April 1910:  Im Querschlag durch den Kuchlersprung sind bis nun 14,2 m aufgefahren, und zwar vollständig in Sprungauffüllungsmasse. Der Querschlag steht senkrecht zum Sprungstreichen. Das Verflächen des Sprunges ist zwischen 80 und 90 Grad. Zunächst kam mittel- bis, feinkörniger Sand, mit grösseren abgerundeten Kieseln, sodann feste verschieden gefärbte Tonschichten mit Sandsteineinlagerlungen. Wasser sitzt keines zu.......
Mai 1910: Der Querschlag durch den Kuchlersprung wurde um 7,4 m vorgetrieben, die durchfahrenen Schichten waren teilweise grobsandige, teilweise tonige Sprungausfüllungsmasse, vor Ort trocken .....

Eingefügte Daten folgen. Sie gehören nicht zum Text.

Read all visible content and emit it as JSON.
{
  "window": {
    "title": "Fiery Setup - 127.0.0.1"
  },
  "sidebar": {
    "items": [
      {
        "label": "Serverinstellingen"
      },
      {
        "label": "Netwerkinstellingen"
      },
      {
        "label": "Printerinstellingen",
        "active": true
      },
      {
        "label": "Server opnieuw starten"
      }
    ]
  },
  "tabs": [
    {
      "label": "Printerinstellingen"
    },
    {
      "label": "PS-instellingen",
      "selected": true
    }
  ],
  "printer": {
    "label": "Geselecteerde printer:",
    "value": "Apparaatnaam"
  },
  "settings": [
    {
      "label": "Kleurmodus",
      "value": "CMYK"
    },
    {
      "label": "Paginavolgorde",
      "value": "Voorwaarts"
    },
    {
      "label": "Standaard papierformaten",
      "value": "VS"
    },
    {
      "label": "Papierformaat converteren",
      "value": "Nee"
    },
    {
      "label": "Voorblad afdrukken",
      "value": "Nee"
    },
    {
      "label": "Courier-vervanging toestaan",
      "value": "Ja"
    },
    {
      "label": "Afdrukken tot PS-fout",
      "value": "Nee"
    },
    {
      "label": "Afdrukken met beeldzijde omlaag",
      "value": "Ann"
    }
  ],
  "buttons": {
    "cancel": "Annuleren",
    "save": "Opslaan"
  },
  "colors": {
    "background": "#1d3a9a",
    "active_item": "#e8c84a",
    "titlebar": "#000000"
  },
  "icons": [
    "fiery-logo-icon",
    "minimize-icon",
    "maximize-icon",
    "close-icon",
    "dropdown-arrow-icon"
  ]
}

Der Querschlag durch den Kuchlersprung ist 29.5 m lang im Sprunggebirge. Gegen Monatsschluss scheinen sich die Schichten regelnlässig zu legen, doch am Letzten zeigte sich wieder eine unregelmässige Lagerung. Vor Ort trocken.
Juni 1910: Der Querschlag durch den Kuchlersprung ist 38,6 m lang und verquert jetzt regelmässige Schichten,. Es war meist gut geschichteter, lichtgrauer, sandiger Ton mit 45 bis 48 Grad Einfallen gegen Ost. In den letzten Tage wurde das Ort feucht, das Gebirge lettig, so dass die Zimmerung verstärkt werden mußte und mit Getriebszimmerung gearbeitet werden musst um Verbrüche zu verhindern........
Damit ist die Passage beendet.